De-Confusing the Matrix

This article was written by David P and originally appeared on the Alteryx Engine Works Blog here:


“Confusion Matrix” is not just a term for how we all felt in 1999 after watching the Wachowski’s masterpiece for the first time. A confusion matrix is also a way of looking at the effectiveness of a model’s predictive power. So jack in as I use this blog as an excuse to write about my favourite film. 


Hang on, what is a Confusion Matrix? 

A confusion matrix is simply a table that shows the number of members of the actual categories in a data set, compared to the number of members in the categories predicted by a model. A generic example of a binary category would look like this: 

  Actual True  Actual False 
Predicted True  True Positives  False Positives 
Predicted False  False Negatives  True Negatives 


That’s all very nice, but why should I care? 

Why should you use a confusion matrix? Let’s imagine Morpheus is trying to find The One. He’s given his spiel to tons people, but most of them end up choosing the blue pill. The one thing he knows about The One is that they will definitely take the red pill, so based on some other information he’s gathered on potential candidates he wants to predict which pill they will take and limit his time talking to unviable candidates.  

With a dataset that has 92 Blue Pill takers and Red Pill takers Morpheus’ first model for predicting who will take the Blue Pill looks like this: 


Morpheus looks at some stats for this model and sees that the model is 92% accurate (<Correct Predictions> / <Total Predictions>) but if we look at the confusion matrix we see that this stat doesn’t tell the whole story.  

  Actual Blue  Actual Red  Total 
Predicted Blue  92  8  100 
Predicted Red  0  0  0 
Total  92  8  100 


This ‘model’ successfully predicted all of the Blue Pill takers, but none of the Red Pill takers. Other stats will also miss out on this model’s shortfall:  

  • Precision (<True Blues> / <Total Predicted Blues>) = 100%  
  • Recall (<True Blues> / <Total Actual Blues>) = 92% 
  • F1 Score (a harmonic mean of Precision and Recall) = 95.83% 

Based on these stats one might think that this is a great model, but actually it’s just reflecting the imbalance of the data set. From looking at the confusion matrix however, Morpheus can immediately see the problem with the ‘model’ and goes in search of a better one.  
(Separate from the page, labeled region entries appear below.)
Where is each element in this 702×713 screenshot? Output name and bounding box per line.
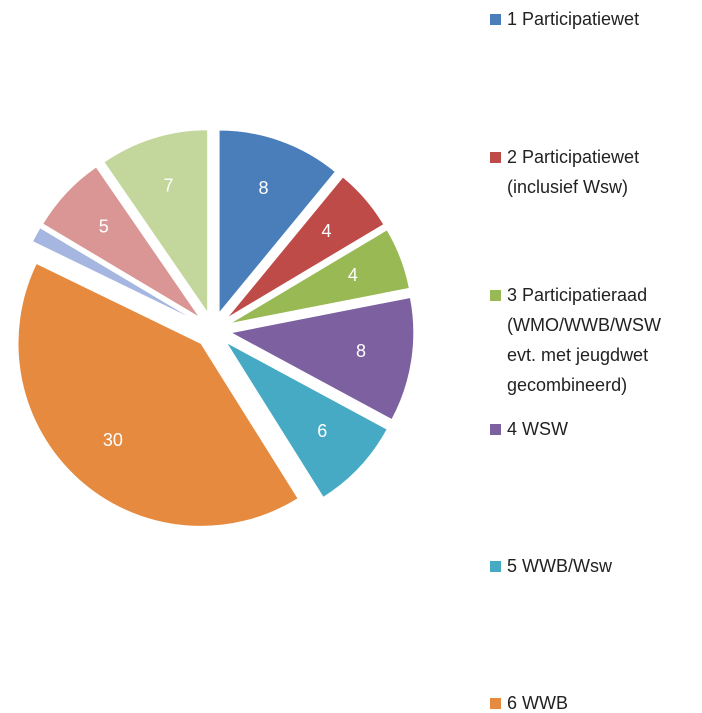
data-label: 8 bbox=[259, 178, 269, 198]
data-label: 5 bbox=[99, 216, 109, 236]
data-label: 4 bbox=[322, 221, 332, 241]
legend-label: 1 Participatiewet bbox=[507, 9, 640, 29]
pie-slice bbox=[224, 340, 388, 499]
legend-swatch bbox=[490, 152, 501, 163]
pie-slice bbox=[218, 129, 337, 315]
pie-slice bbox=[229, 229, 410, 325]
pie-area: 8 4 4 8 6 30 5 7 bbox=[17, 129, 415, 527]
pie-slice bbox=[229, 296, 415, 421]
data-label: 6 bbox=[317, 421, 327, 441]
legend-label: 2 Participatiewet (inclusief Wsw) bbox=[507, 147, 640, 197]
data-label: 4 bbox=[348, 265, 358, 285]
legend-label: 3 Participatieraad (WMO/WWB/WSW evt. met… bbox=[507, 285, 661, 395]
legend-label: 6 WWB bbox=[507, 693, 568, 713]
pie-slice bbox=[31, 227, 198, 322]
pie-slice bbox=[103, 129, 209, 315]
data-label: 8 bbox=[356, 341, 366, 361]
legend-swatch bbox=[490, 561, 501, 572]
legend-label: 4 WSW bbox=[507, 419, 568, 439]
legend-swatch bbox=[490, 14, 501, 25]
legend-swatch bbox=[490, 424, 501, 435]
legend-swatch bbox=[490, 698, 501, 709]
legend-swatch bbox=[490, 290, 501, 301]
data-label: 7 bbox=[164, 176, 174, 196]
pie-slice bbox=[226, 176, 385, 319]
data-label: 30 bbox=[103, 430, 123, 450]
pie-slice bbox=[17, 262, 299, 527]
pie-slice bbox=[42, 166, 201, 319]
legend-label: 5 WWB/Wsw bbox=[507, 556, 612, 576]
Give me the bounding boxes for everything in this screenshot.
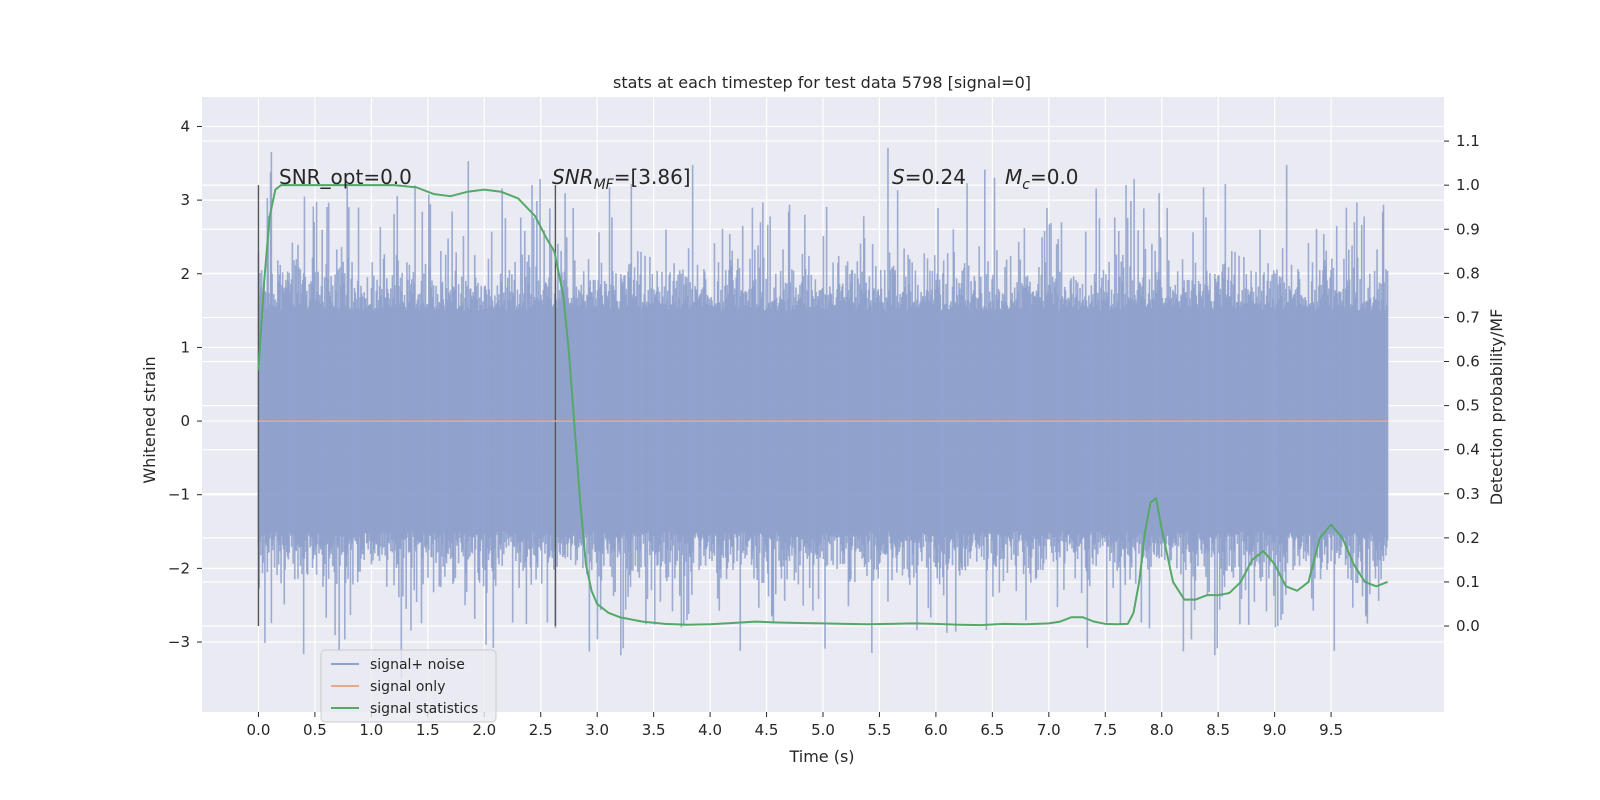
y-tick-label: 4 bbox=[180, 117, 190, 135]
y2-tick-label: 0.0 bbox=[1456, 617, 1480, 635]
x-tick-label: 3.5 bbox=[642, 721, 666, 739]
chart-title: stats at each timestep for test data 579… bbox=[613, 73, 1031, 92]
y2-tick-label: 0.5 bbox=[1456, 397, 1480, 415]
y2-tick-label: 0.8 bbox=[1456, 264, 1480, 282]
x-tick-label: 8.5 bbox=[1206, 721, 1230, 739]
y-tick-label: −2 bbox=[168, 559, 190, 577]
x-tick-label: 3.0 bbox=[585, 721, 609, 739]
x-tick-label: 1.5 bbox=[416, 721, 440, 739]
signal-statistics-line bbox=[257, 184, 1388, 627]
y2-tick-label: 1.1 bbox=[1456, 132, 1480, 150]
x-tick-label: 4.0 bbox=[698, 721, 722, 739]
x-tick-label: 8.0 bbox=[1150, 721, 1174, 739]
y-tick-label: −3 bbox=[168, 633, 190, 651]
y2-tick-label: 1.0 bbox=[1456, 176, 1480, 194]
x-tick-label: 9.0 bbox=[1263, 721, 1287, 739]
y2-tick-label: 0.4 bbox=[1456, 441, 1480, 459]
annotation-snr-mf: SNRMF=[3.86] bbox=[552, 165, 691, 193]
x-tick-label: 7.5 bbox=[1093, 721, 1117, 739]
x-axis-label: Time (s) bbox=[788, 747, 854, 766]
legend-label-signal-only: signal only bbox=[370, 679, 445, 695]
series-lines bbox=[257, 184, 1388, 627]
y-tick-label: 2 bbox=[180, 265, 190, 283]
legend-label-signal-statistics: signal statistics bbox=[370, 701, 478, 717]
x-tick-label: 0.5 bbox=[303, 721, 327, 739]
y2-axis-label: Detection probability/MF bbox=[1487, 309, 1506, 506]
annotation-snr-opt: SNR_opt=0.0 bbox=[279, 165, 412, 189]
y2-tick-label: 0.2 bbox=[1456, 529, 1480, 547]
y2-tick-label: 0.1 bbox=[1456, 573, 1480, 591]
x-tick-label: 7.0 bbox=[1037, 721, 1061, 739]
y-ticks: −3 −2 −1 0 1 2 3 4 bbox=[168, 117, 202, 651]
y-tick-label: 1 bbox=[180, 338, 190, 356]
x-tick-label: 4.5 bbox=[755, 721, 779, 739]
x-ticks: 0.0 0.5 1.0 1.5 2.0 2.5 3.0 3.5 4.0 4.5 5.0 5.5 6.0 6… bbox=[247, 712, 1343, 739]
y-tick-label: 0 bbox=[180, 412, 190, 430]
x-tick-label: 2.5 bbox=[529, 721, 553, 739]
y-tick-label: 3 bbox=[180, 191, 190, 209]
x-tick-label: 2.0 bbox=[472, 721, 496, 739]
x-tick-label: 0.0 bbox=[247, 721, 271, 739]
y2-tick-label: 0.3 bbox=[1456, 485, 1480, 503]
legend-box bbox=[320, 649, 497, 723]
annotation-mc: Mc=0.0 bbox=[1005, 165, 1079, 193]
x-tick-label: 1.0 bbox=[359, 721, 383, 739]
x-tick-label: 5.0 bbox=[811, 721, 835, 739]
x-tick-label: 6.5 bbox=[980, 721, 1004, 739]
signal-noise-trace bbox=[257, 147, 1389, 679]
y2-tick-label: 0.6 bbox=[1456, 353, 1480, 371]
annotation-s: S=0.24 bbox=[892, 165, 966, 189]
y-tick-label: −1 bbox=[168, 486, 190, 504]
y-axis-label: Whitened strain bbox=[140, 356, 159, 483]
x-tick-label: 6.0 bbox=[924, 721, 948, 739]
y2-ticks: 0.0 0.1 0.2 0.3 0.4 0.5 0.6 0.7 0.8 0.9 1.0 1.1 bbox=[1444, 132, 1480, 635]
legend: signal+ noise signal only signal statist… bbox=[320, 649, 497, 723]
y2-tick-label: 0.7 bbox=[1456, 308, 1480, 326]
legend-label-signal-noise: signal+ noise bbox=[370, 657, 465, 673]
x-tick-label: 9.5 bbox=[1319, 721, 1343, 739]
y2-tick-label: 0.9 bbox=[1456, 220, 1480, 238]
x-tick-label: 5.5 bbox=[868, 721, 892, 739]
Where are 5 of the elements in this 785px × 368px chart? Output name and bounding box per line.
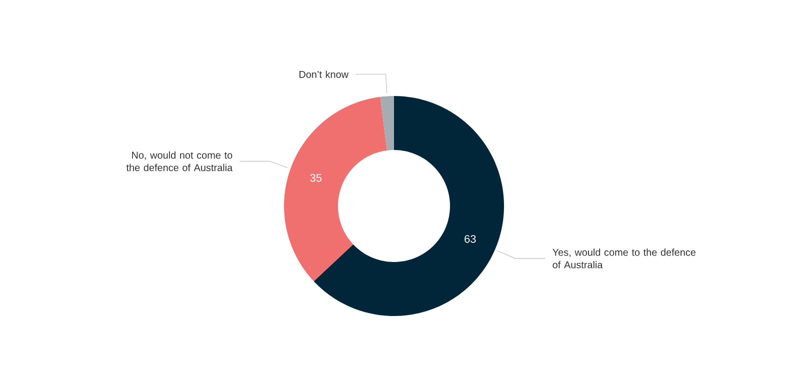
data-label: 63 bbox=[464, 235, 476, 243]
slice-label: Don’t know bbox=[299, 70, 349, 78]
slice-label: Yes, would come to the defence of Australia bbox=[552, 248, 696, 268]
data-label: 35 bbox=[310, 174, 322, 182]
slice-label: No, would not come to the defence of Australia bbox=[126, 151, 233, 172]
Nice, so how does it work in practice? 

This time Morpheus is going to use his full dataset of 1000 candidates he’s previously met. He’s got some data about them (Age, Sex, Salary, Job Type) and he’s also logged which pill they took.  


Like a good data analyst, Morpheus has cleaned and normalised his variables, and split this data set into a 70/30 split to train a number of models. He’s opted for: 

  • Decision Tree 
  • Forest Model 
  • Logistic Regression 
  • Boosted Model

And he’s using the Model Comparison Community Macro to evaluate which model to use: 



The accuracy of the 4 models is as follows: 

Model  Decision Tree  Forest Model  Logistic  Boosted 
Accuracy  77.33%  79.67%  77.67%  78.33% 

However, as we’ve seen this stat isn’t the be-all-and-end-all. If we look at the confusion matrices for the 4 models, we get a more nuanced picture: 


From these we can see that, despite the Forest Model having the highest overall accuracy, the Logistic Regression was better at predicting who took the Red Pill. As that is what Morpheus is actually interested in, he decides to take his Logistic Regression and use it on his dataset of potential candidates.  


Now he can filter his list of potential candidates only to those who were more likely to take the Red Pill than the Blue Pill. This means that he can spare the majority of his list from having their entire world view destroyed.